Ingat penyesalan saat terakhir kali melakukan Impulsive Buying
Hal terakhir yang dapat kamu lakukan untuk mencegah impulsive buying adalah dengan mengingat penyesalan saat terakhir kali kamu melakukannya. Dengan begitu, maka kamu dapat mengurangi perilaku Impulsive Buying ke depannya.
DAFTAR PUSTAKA
- Perdana, Arkan. 2021. Sering Beli Barang Tak Penting? Ini 6 Tips Mencegah Impulsive Buying.
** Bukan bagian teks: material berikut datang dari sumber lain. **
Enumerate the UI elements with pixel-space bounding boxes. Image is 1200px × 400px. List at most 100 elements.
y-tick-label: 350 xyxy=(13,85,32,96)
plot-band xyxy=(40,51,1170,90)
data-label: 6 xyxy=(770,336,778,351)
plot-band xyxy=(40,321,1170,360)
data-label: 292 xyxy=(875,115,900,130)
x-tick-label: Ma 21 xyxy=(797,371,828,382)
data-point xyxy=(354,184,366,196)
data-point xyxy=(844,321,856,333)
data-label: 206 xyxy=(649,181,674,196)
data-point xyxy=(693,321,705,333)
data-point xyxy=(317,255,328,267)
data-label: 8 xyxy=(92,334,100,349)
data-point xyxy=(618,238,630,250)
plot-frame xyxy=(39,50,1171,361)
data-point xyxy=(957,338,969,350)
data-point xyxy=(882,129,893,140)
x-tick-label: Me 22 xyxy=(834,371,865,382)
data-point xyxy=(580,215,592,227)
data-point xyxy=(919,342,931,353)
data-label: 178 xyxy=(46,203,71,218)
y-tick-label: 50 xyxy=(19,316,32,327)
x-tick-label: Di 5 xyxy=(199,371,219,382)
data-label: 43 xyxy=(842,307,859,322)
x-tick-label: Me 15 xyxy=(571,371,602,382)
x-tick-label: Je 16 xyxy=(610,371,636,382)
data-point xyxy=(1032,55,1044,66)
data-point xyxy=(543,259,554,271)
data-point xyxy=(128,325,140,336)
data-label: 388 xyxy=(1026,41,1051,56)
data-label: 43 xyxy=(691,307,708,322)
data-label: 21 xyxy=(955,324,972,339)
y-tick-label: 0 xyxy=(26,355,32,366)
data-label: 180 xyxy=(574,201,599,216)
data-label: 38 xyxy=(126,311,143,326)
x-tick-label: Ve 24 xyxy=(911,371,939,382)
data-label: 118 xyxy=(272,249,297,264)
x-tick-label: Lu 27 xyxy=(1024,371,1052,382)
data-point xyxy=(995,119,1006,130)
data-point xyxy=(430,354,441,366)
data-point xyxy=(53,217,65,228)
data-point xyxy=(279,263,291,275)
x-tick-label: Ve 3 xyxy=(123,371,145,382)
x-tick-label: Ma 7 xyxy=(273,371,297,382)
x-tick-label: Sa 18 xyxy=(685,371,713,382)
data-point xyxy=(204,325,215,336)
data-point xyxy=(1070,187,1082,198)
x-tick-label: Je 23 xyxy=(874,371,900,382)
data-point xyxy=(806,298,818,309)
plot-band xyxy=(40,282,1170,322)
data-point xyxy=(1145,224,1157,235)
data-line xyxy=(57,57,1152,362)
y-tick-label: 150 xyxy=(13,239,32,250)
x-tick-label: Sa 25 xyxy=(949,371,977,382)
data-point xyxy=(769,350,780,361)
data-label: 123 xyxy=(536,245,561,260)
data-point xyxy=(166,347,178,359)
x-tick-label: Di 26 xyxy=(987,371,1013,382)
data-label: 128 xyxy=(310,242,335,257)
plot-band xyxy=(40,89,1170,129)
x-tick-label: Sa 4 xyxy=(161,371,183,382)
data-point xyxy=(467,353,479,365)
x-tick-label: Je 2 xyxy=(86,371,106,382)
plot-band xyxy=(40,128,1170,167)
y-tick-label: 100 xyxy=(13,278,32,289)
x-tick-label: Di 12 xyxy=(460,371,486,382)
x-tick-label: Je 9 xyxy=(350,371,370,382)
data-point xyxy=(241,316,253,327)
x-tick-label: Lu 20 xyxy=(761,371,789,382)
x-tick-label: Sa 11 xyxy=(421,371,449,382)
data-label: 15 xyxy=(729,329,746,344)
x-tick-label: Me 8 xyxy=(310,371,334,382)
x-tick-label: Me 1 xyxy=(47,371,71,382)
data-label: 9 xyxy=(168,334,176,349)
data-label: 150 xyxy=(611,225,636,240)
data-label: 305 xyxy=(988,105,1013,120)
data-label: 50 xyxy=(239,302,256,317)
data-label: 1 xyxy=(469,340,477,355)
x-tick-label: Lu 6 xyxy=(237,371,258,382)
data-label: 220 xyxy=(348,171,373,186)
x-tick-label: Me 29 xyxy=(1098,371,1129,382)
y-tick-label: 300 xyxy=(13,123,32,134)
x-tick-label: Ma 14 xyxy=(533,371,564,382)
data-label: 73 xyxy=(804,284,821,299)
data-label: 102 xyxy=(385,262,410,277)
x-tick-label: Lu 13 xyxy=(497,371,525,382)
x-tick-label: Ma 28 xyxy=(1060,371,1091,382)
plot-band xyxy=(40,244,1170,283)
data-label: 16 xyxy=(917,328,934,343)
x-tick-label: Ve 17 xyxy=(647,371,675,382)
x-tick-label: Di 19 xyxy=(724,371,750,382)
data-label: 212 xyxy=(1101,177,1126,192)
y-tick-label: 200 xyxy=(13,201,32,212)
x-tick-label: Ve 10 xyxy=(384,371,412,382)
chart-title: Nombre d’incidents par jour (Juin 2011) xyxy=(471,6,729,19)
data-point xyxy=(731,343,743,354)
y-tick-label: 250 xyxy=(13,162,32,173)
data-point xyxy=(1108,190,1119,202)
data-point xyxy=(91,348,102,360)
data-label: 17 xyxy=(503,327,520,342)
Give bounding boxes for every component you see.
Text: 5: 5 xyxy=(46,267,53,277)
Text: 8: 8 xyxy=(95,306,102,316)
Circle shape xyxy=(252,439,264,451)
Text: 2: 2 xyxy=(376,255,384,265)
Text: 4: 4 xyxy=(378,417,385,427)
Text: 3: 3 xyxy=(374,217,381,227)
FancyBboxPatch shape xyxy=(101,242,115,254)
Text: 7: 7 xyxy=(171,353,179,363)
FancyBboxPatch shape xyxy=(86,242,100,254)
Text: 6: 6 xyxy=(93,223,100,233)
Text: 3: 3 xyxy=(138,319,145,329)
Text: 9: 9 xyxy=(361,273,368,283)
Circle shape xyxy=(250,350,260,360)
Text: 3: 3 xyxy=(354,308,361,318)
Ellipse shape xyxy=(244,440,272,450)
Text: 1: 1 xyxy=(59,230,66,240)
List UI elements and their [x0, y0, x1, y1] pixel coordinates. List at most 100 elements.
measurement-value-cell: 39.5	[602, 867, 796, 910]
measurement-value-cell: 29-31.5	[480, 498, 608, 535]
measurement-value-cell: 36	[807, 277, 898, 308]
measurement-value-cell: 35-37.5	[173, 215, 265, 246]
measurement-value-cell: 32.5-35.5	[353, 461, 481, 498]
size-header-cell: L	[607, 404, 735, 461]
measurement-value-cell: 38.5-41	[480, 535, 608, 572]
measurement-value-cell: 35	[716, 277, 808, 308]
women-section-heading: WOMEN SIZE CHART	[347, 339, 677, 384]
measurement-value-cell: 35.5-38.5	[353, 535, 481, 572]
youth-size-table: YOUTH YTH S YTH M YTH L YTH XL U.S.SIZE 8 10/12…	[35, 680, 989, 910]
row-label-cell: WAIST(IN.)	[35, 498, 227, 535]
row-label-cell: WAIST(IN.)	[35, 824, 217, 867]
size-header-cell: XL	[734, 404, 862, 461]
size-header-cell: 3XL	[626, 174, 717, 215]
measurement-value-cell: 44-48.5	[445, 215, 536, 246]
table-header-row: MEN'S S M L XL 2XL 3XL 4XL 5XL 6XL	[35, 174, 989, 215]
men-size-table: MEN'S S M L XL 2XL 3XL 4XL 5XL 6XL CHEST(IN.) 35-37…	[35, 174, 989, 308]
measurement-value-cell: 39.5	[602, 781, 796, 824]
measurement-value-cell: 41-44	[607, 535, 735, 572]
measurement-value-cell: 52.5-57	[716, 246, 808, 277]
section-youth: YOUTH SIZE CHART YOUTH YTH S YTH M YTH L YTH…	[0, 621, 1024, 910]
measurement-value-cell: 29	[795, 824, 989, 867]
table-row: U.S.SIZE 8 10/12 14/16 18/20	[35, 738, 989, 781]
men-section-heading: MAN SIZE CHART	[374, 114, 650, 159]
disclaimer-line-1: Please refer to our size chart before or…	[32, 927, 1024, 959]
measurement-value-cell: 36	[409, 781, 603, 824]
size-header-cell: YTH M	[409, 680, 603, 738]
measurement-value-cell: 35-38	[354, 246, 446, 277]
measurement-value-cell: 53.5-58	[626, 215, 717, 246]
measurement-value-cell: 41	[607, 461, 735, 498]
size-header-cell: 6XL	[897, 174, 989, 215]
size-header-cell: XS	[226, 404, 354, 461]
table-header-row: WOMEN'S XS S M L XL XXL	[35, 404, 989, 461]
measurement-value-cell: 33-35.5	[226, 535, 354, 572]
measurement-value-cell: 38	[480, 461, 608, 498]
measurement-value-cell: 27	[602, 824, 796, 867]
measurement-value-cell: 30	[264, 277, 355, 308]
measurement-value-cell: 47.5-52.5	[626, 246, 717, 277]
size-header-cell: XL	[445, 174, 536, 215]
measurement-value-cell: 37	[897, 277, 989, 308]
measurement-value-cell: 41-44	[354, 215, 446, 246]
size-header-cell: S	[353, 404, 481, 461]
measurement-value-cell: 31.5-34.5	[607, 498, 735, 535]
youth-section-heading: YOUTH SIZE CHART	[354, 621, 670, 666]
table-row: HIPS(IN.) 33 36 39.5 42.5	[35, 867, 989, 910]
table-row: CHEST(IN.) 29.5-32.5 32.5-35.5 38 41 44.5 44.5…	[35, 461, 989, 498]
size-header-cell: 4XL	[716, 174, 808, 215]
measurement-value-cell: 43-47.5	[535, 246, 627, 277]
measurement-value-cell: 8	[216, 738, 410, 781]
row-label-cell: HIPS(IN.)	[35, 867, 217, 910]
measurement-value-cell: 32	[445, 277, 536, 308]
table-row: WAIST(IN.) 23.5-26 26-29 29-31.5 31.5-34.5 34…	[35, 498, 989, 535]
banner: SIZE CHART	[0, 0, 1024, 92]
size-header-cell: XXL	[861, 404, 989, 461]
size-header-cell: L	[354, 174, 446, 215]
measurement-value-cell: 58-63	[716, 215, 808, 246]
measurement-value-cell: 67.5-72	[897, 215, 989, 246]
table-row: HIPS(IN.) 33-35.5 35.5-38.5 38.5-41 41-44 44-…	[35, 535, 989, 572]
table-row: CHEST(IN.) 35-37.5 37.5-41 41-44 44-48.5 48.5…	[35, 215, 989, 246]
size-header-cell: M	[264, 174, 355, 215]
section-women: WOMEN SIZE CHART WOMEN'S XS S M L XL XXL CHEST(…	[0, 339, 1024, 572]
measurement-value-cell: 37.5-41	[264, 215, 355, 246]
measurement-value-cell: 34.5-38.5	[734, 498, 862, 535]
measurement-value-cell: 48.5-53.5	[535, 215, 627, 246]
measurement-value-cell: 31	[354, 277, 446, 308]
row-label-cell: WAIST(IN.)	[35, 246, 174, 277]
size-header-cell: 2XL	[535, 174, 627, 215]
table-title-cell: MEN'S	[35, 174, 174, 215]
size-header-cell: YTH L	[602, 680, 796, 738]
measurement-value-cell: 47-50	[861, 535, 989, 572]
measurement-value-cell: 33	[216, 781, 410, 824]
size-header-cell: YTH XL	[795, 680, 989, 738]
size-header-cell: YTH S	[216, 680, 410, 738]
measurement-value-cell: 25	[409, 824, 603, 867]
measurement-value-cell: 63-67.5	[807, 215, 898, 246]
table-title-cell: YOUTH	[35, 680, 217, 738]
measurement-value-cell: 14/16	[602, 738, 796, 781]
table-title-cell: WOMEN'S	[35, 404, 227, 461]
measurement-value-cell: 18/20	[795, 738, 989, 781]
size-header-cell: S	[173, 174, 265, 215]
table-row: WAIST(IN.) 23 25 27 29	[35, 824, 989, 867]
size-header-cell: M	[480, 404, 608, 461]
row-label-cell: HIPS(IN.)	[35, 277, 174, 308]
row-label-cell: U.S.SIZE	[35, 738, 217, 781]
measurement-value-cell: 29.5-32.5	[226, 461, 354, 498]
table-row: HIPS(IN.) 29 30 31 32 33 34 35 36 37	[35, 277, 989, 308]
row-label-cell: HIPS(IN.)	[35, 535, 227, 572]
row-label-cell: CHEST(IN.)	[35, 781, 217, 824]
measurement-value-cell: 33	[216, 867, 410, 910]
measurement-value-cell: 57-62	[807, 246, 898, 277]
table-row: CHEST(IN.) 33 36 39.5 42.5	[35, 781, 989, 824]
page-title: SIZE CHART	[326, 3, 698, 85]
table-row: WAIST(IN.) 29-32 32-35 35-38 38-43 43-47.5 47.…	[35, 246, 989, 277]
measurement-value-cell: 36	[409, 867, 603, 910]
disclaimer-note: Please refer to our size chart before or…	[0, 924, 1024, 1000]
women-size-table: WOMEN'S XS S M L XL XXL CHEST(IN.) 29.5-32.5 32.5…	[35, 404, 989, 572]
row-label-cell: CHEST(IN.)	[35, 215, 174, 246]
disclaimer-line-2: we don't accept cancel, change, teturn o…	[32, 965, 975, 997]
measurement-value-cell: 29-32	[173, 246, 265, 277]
Diakses pada 15 Mei 2022 pukul 22:52 dari https://glints.com/id/lowongan/tips-mencegah-impulsive-buying/#.YoEhM9pBw2x
- Septila, R. & Aprilia, E. (2017). IMPULSE BUYING PADA MAHASISWA DI BANDA ACEH, 2(2). Psikoislamedia Jurnal Psikologi, Vol. 2, No. 1, 170-183.
- Verplanken, B. & Herabadi, A. (2001). INDIVIDUAL DIFFERENCES IN IMPULSE BUYING TENDENCY: FEELING AND No. THINKING. European Journal of Personality, 15, S71-S83.